Fragile topology for six-fold rotation symmetry indicated by the concentric Wilson loop spectrum

TL;DR

This paper explores topological phases in p6 symmetric lattice models, revealing that the six-fold symmetry-related topology is fragile and can be detected using concentric Wilson loop spectra, challenging previous assumptions about topological invariants.

Contribution

It introduces the use of Concentric Wilson Loop Spectrum to identify fragile topology in six-fold symmetric systems, expanding the understanding of topological invariants.

Findings

Topological phases vary with hopping parameters in p6 symmetric models.

The CWLS invariant detects topological properties where conventional invariants may fail.

The identified topology in six-fold symmetry systems is fragile, not robust.

Abstract

We investigate topological phase transitions for the Haldane and Kane-Mele model in a lattice with $p6$ symmetry, which consists of triangles and hexagons arranged in a two-dimensional geometry.
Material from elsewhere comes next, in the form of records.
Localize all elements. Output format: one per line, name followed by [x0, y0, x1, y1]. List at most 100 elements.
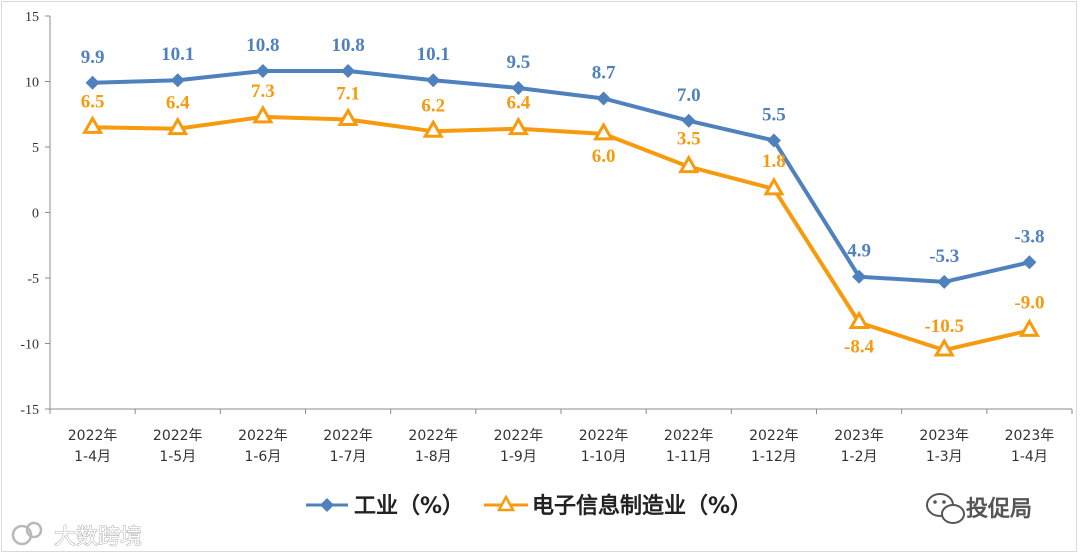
point-marker: [937, 274, 952, 289]
point-marker: [511, 81, 526, 96]
watermark-left: 大数跨境: [11, 521, 142, 550]
data-label: -9.0: [1014, 292, 1044, 313]
data-label: -8.4: [844, 337, 875, 358]
point-marker: [507, 116, 530, 136]
x-tick-label-period: 1-11月: [666, 449, 712, 465]
x-tick-label-period: 1-5月: [159, 449, 196, 465]
series-lines: [92, 69, 1030, 353]
point-marker: [252, 104, 274, 124]
legend-label-electronics: 电子信息制造业（%）: [532, 493, 752, 519]
y-tick-label: -15: [20, 403, 39, 418]
point-marker: [592, 121, 615, 141]
x-tick-label-year: 2022年: [408, 428, 458, 444]
y-axis-ticks: 15 10 5 0 -5 -10 -15: [20, 10, 50, 418]
x-tick-label-year: 2022年: [579, 428, 629, 444]
y-tick-label: 5: [32, 141, 39, 156]
x-tick-label-period: 1-6月: [244, 449, 281, 465]
y-tick-label: 10: [25, 76, 39, 91]
x-tick-label-year: 2022年: [323, 428, 373, 444]
data-label: 10.1: [417, 44, 450, 65]
x-tick-label-year: 2022年: [238, 428, 288, 444]
axes: [49, 16, 1072, 410]
y-tick-label: 0: [32, 207, 39, 222]
legend: 工业（%） 电子信息制造业（%）: [306, 493, 752, 519]
x-tick-label-period: 1-4月: [74, 449, 111, 465]
x-tick-label-year: 2022年: [664, 428, 714, 444]
triangle-marker-icon: [496, 494, 516, 512]
data-label: 10.1: [161, 44, 194, 65]
point-marker: [422, 119, 444, 138]
point-marker: [85, 75, 100, 90]
point-marker: [1018, 318, 1041, 337]
point-marker: [426, 73, 441, 88]
data-label: 4.9: [847, 241, 871, 262]
point-marker: [1022, 255, 1037, 270]
data-label: 5.5: [762, 104, 786, 125]
x-tick-label-period: 1-3月: [926, 449, 963, 465]
x-axis-ticks: 2022年 1-4月 2022年 1-5月 2022年 1-6月 2022年 1-7月 2022…: [49, 409, 1073, 465]
x-tick-label-period: 1-8月: [415, 449, 452, 465]
data-label: -5.3: [929, 246, 959, 267]
data-label: 1.8: [762, 151, 786, 172]
series-line-0: [92, 69, 1030, 284]
data-label: 8.7: [592, 63, 616, 84]
data-label: 7.1: [336, 83, 360, 104]
x-tick-label-year: 2023年: [1005, 428, 1055, 444]
point-marker: [596, 91, 611, 106]
legend-item-industry: 工业（%）: [306, 494, 464, 519]
point-marker: [763, 176, 785, 196]
y-tick-label: -10: [20, 338, 39, 353]
legend-label-industry: 工业（%）: [354, 494, 464, 519]
point-marker: [170, 73, 185, 88]
data-label: 7.0: [677, 85, 701, 106]
point-marker: [933, 338, 955, 357]
data-label: 6.4: [507, 93, 531, 114]
series-line-1: [92, 114, 1030, 353]
x-tick-label-period: 1-12月: [751, 449, 797, 465]
point-marker: [681, 113, 696, 128]
point-marker: [766, 133, 781, 148]
data-label: 6.2: [421, 95, 445, 116]
point-marker: [167, 116, 189, 136]
point-marker: [337, 107, 359, 126]
x-tick-label-period: 1-4月: [1011, 449, 1048, 465]
x-tick-label-period: 1-9月: [500, 449, 537, 465]
x-tick-label-year: 2022年: [749, 428, 799, 444]
data-label: -3.8: [1014, 226, 1044, 247]
data-label: 6.0: [592, 146, 616, 167]
x-tick-label-year: 2022年: [68, 428, 118, 444]
diamond-marker-icon: [320, 498, 334, 512]
point-marker: [852, 269, 867, 284]
series-markers: [81, 64, 1041, 357]
point-marker: [255, 64, 270, 79]
data-label: 10.8: [331, 35, 364, 56]
y-tick-label: -5: [27, 272, 39, 287]
x-tick-label-year: 2022年: [494, 428, 544, 444]
watermark-right-text: 投促局: [966, 497, 1032, 522]
data-label: 6.4: [166, 93, 190, 114]
data-label: 9.9: [81, 47, 105, 68]
data-labels: 9.9 10.1 10.8 10.8 10.1 9.5 8.7 7.0 5.5 4.9 -5.3 -3…: [81, 35, 1045, 358]
point-marker: [678, 154, 700, 174]
x-tick-label-year: 2023年: [919, 428, 969, 444]
data-label: 6.5: [81, 91, 105, 112]
data-label: 3.5: [677, 129, 701, 150]
point-marker: [81, 115, 104, 134]
x-tick-label-year: 2023年: [834, 428, 884, 444]
data-label: 7.3: [251, 81, 275, 102]
data-label: -10.5: [924, 316, 964, 337]
x-tick-label-year: 2022年: [153, 428, 203, 444]
x-tick-label-period: 1-2月: [841, 449, 878, 465]
x-tick-label-period: 1-7月: [330, 449, 367, 465]
y-tick-label: 15: [25, 10, 39, 25]
brand-logo-icon: [11, 521, 43, 546]
data-label: 9.5: [507, 52, 531, 73]
point-marker: [848, 310, 870, 330]
wechat-icon: [926, 493, 965, 524]
data-label: 10.8: [246, 35, 279, 56]
watermark-left-text: 大数跨境: [54, 525, 142, 550]
x-tick-label-period: 1-10月: [581, 449, 627, 465]
watermark-right: 投促局: [926, 493, 1032, 524]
For the Haldane model, which breaks time-reversal symmetry, we calculate the Chern number using a multi-band non-Abelian Wilson loop formalism. By varying the hopping parameters in the triangles and hexagons independently, a large variety of topological phases emerge. In the presence of a next-next-nearest neighbor hopping, the phase diagram becomes even richer, with regions exhibiting high Chern numbers. Then, we consider the Kane-Mele model, for which time-reversal symmetry is preserved, and calculate the number of $\pi$-crossings in the Concentric Wilson Loop Spectrum (CWLS). This method is appropriate to determine the topological invariant for systems hosting time-reversal and rotational symmetry, but lacking all other symmetries. According to a classification based on $K$-theory, the CWLS invariant reveals topological properties even when more conventional invariants fail to detect them. The formalism was previously successfully applied to systems with 3- and 4-fold symmetry. Here, we surprisingly find that for the 6-fold-symmetry model investigated, the topology identified by this invariant is fragile, therefore questioning the claim that this should be the strong invariant missing in a complete classification of topological insulators.